Do you like them? Find them irritating? Think they’re too nerdy? Let me know in the comments! Thanks!

Comments

  1. Hi Carol

    Hope all is well ! Another great article and timely for me . I like hashtags on instagram , but cannot grasp them on facebook.

    • Hi Natalie,
      Glad it’s timely for you. Do you use one hashtag in particular? Like #ThrowbackThursday? Some people like that one on Instagram.
      Thanks for stopping by!
      Carol

      • wsvdesign says:

        Hi Carol

        I just started my facebook business page , so right now I am using #fashbackfriday #embroidery #lace #stitches … , I will implement #thinktanktuesdays #workshopwednesdays #timlessstylethursdays. I like throwback Thursday only on instagram. on facebook I am trying to show another facet of the brand so creating more personal tags. Yikes!

        • I say yikes , since most of the comments here seem to be against hashtags on facebook. Do you consider them useless ,that they do nothing ? Imo With hash tags you are giving people the chance to describe how they feel or would categorize ( your giving the public a lot of input ) … this is where pandoras box opened. I really did not understand hashtags until recently with instagram . It is amazing to go through the #art,. at first I was taken aback ., but then I thought who am I to judge how someone interprets art and possibly this could be one of my clients ? Hashtags = interpretation , and in some ways is a mutation that will forever change how we market to our base.

        • Hi Natalie,
          Most of my social media manager friends find hashtags on Facebook to be annoying, at best. You might want to ask a couple of your clients whether they find them useful. On Instagram, people use them and they do come in handy to organize photos. And on Twitter, where hashtags originated, people really “get” how to use them. But for some reason they don’t seem really useful (yet) on Facebook. If you get traction with them, however, I’d be happy to be convinced otherwise. 🙂
          Thanks for commenting.
          I appreciate it!
          Carol

  2. I use hashtags sometimes, especially if I’m talking about something specific like the iPad Air or joining in with HootSuite on a #marketingchat. There’s a time and place and usually only on Twitter. Instagram can get a tag or two every once in a while also though.

    • Hi Eric,

      People seem to “get” hashtags on Twitter, but on Facebook? Not so much, unfortunately. Like you say, they are great on tweetchats, too. And they’re popular on Instagram, too.

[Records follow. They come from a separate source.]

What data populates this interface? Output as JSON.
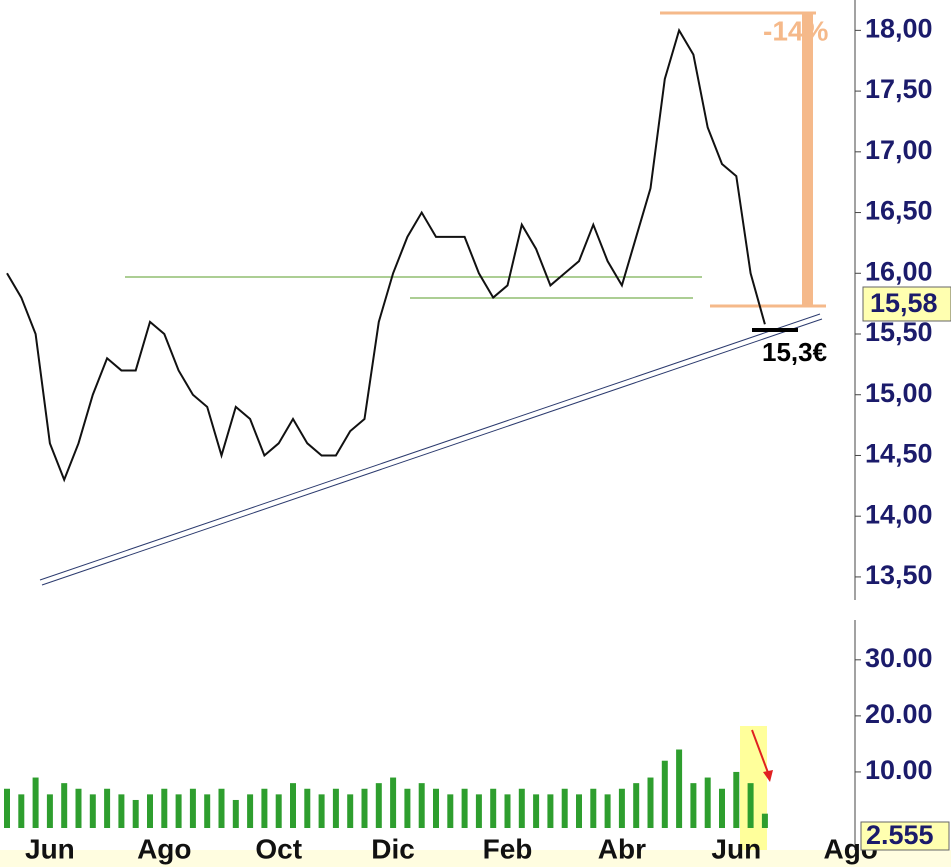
{
  "chart_data": [
    {
      "type": "line",
      "panel": "price",
      "color": "#111111",
      "categories": [
        null,
        null,
        null,
        "Jun",
        null,
        null,
        null,
        null,
        null,
        null,
        null,
        "Ago",
        null,
        null,
        null,
        null,
        null,
        null,
        null,
        "Oct",
        null,
        null,
        null,
        null,
        null,
        null,
        null,
        "Dic",
        null,
        null,
        null,
        null,
        null,
        null,
        null,
        "Feb",
        null,
        null,
        null,
        null,
        null,
        null,
        null,
        "Abr",
        null,
        null,
        null,
        null,
        null,
        null,
        null,
        "Jun",
        null,
        null,
        null,
        null,
        null,
        null,
        null,
        "Ago"
      ],
      "values": [
        16.0,
        15.8,
        15.5,
        14.6,
        14.3,
        14.6,
        15.0,
        15.3,
        15.2,
        15.2,
        15.6,
        15.5,
        15.2,
        15.0,
        14.9,
        14.5,
        14.9,
        14.8,
        14.5,
        14.6,
        14.8,
        14.6,
        14.5,
        14.5,
        14.7,
        14.8,
        15.6,
        16.0,
        16.3,
        16.5,
        16.3,
        16.3,
        16.3,
        16.0,
        15.8,
        15.9,
        16.4,
        16.2,
        15.9,
        16.0,
        16.1,
        16.4,
        16.1,
        15.9,
        16.3,
        16.7,
        17.6,
        18.0,
        17.8,
        17.2,
        16.9,
        16.8,
        16.0,
        15.58,
        null,
        null,
        null,
        null,
        null,
        null
      ],
      "ylim": [
        13.31,
        18.25
      ],
      "yticks": [
        {
          "value": 13.5,
          "label": "13,50"
        },
        {
          "value": 14,
          "label": "14,00"
        },
        {
          "value": 14.5,
          "label": "14,50"
        },
        {
          "value": 15,
          "label": "15,00"
        },
        {
          "value": 15.5,
          "label": "15,50"
        },
        {
          "value": 16,
          "label": "16,00"
        },
        {
          "value": 16.5,
          "label": "16,50"
        },
        {
          "value": 17,
          "label": "17,00"
        },
        {
          "value": 17.5,
          "label": "17,50"
        },
        {
          "value": 18,
          "label": "18,00"
        }
      ],
      "last_label": "15,58",
      "annotations": [
        "-14%",
        "15,3€"
      ]
    },
    {
      "type": "bar",
      "panel": "volume",
      "color": "#2e9e2e",
      "values": [
        7,
        6,
        9,
        6,
        8,
        7,
        6,
        7,
        6,
        5,
        6,
        7,
        6,
        7,
        6,
        7,
        5,
        6,
        7,
        6,
        8,
        7,
        6,
        7,
        6,
        7,
        8,
        9,
        7,
        8,
        7,
        6,
        7,
        6,
        7,
        6,
        7,
        6,
        6,
        7,
        6,
        7,
        6,
        7,
        8,
        9,
        12,
        14,
        8,
        9,
        7,
        10,
        8,
        2.555,
        null,
        null,
        null,
        null,
        null,
        null
      ],
      "value_labels": [
        null,
        null,
        null,
        null,
        null,
        null,
        null,
        null,
        null,
        null,
        null,
        null,
        null,
        null,
        null,
        null,
        null,
        null,
        null,
        null,
        null,
        null,
        null,
        null,
        null,
        null,
        null,
        null,
        null,
        null,
        null,
        null,
        null,
        null,
        null,
        null,
        null,
        null,
        null,
        null,
        null,
        null,
        null,
        null,
        null,
        null,
        null,
        null,
        null,
        null,
        null,
        null,
        null,
        "2.555",
        null,
        null,
        null,
        null,
        null,
        null
      ],
      "ylim": [
        0,
        37.1
      ],
      "yticks": [
        {
          "value": 10,
          "label": "10.00"
        },
        {
          "value": 20,
          "label": "20.00"
        },
        {
          "value": 30,
          "label": "30.00"
        }
      ]
    }
  ]
}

      Thanks for taking the time to comment!
      Carol

  3. Agreed!

  4. Thanks, Carol. #I #hate #when #people #misuse #hashtags!

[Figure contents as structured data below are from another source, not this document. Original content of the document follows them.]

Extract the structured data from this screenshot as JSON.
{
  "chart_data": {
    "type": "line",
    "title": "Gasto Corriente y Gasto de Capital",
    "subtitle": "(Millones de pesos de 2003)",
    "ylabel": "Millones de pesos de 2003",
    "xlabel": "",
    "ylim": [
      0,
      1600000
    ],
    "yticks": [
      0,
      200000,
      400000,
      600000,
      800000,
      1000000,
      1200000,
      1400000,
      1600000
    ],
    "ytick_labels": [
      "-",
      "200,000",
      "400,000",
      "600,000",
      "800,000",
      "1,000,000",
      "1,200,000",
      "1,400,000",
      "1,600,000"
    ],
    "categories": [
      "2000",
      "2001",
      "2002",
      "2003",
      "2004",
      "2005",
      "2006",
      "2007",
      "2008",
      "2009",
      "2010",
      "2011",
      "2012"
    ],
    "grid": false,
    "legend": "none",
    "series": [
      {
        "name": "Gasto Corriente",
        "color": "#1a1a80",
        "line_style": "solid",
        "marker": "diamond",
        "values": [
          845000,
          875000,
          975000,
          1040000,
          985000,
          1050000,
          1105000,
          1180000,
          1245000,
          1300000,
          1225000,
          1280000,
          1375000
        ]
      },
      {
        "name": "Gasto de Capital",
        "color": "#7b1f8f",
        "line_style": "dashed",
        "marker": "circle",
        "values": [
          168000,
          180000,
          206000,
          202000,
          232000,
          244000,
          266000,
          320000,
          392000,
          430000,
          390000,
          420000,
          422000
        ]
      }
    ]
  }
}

  5. Agreed and I can’t stand hashtags on FB either 🙂

  6. Jackie Bailey says:

    As a business owner, do I need to purchase my business hashtag, or just start using it? I have been using a hashtag for my blog, and some pictures/posts on Twitter. How do you know when it’s helping your influence on social media?
    My hashtags are #runjackierun, #navigatingyourfishbowl, and #emeraldcityconsulting

    Thanks for this article.

    • Hi Jackie,

      First, I have to ask what the purpose of the hashtags is. Do you think people are going to search for those hashtags? Are you running a tweetchat where participants are expected to use those? Is there some other reason?

      I use hashtags when I think it will assist others to find me, or to organize tweets, such as in a tweetchat. For instance, #SanFrancisco or #Marketing or #BigDataChat are useful to me as ways for people to find my content or to organize tweets to create a blog post later. A big brand, such as the San Francisco Giants uses them to organize tweets (last night was #OrangeFriday, for instance). A well-placed hashtag can trend on Twitter, which means a lot of traffic. And the Giants can drive engagement by asking fans to use the hashtag to be seen on the big screen at games or to win a prize.

      I would first do a search on the hashtags to see if anyone is using them. You can register them on Twubs if you want, but that does not guarantee that no one else can use them, since hashtags aren’t protected. But I would ask a few people who they think of them, and whether they would use them.

      Thanks for the questions! I appreciate your stopping by.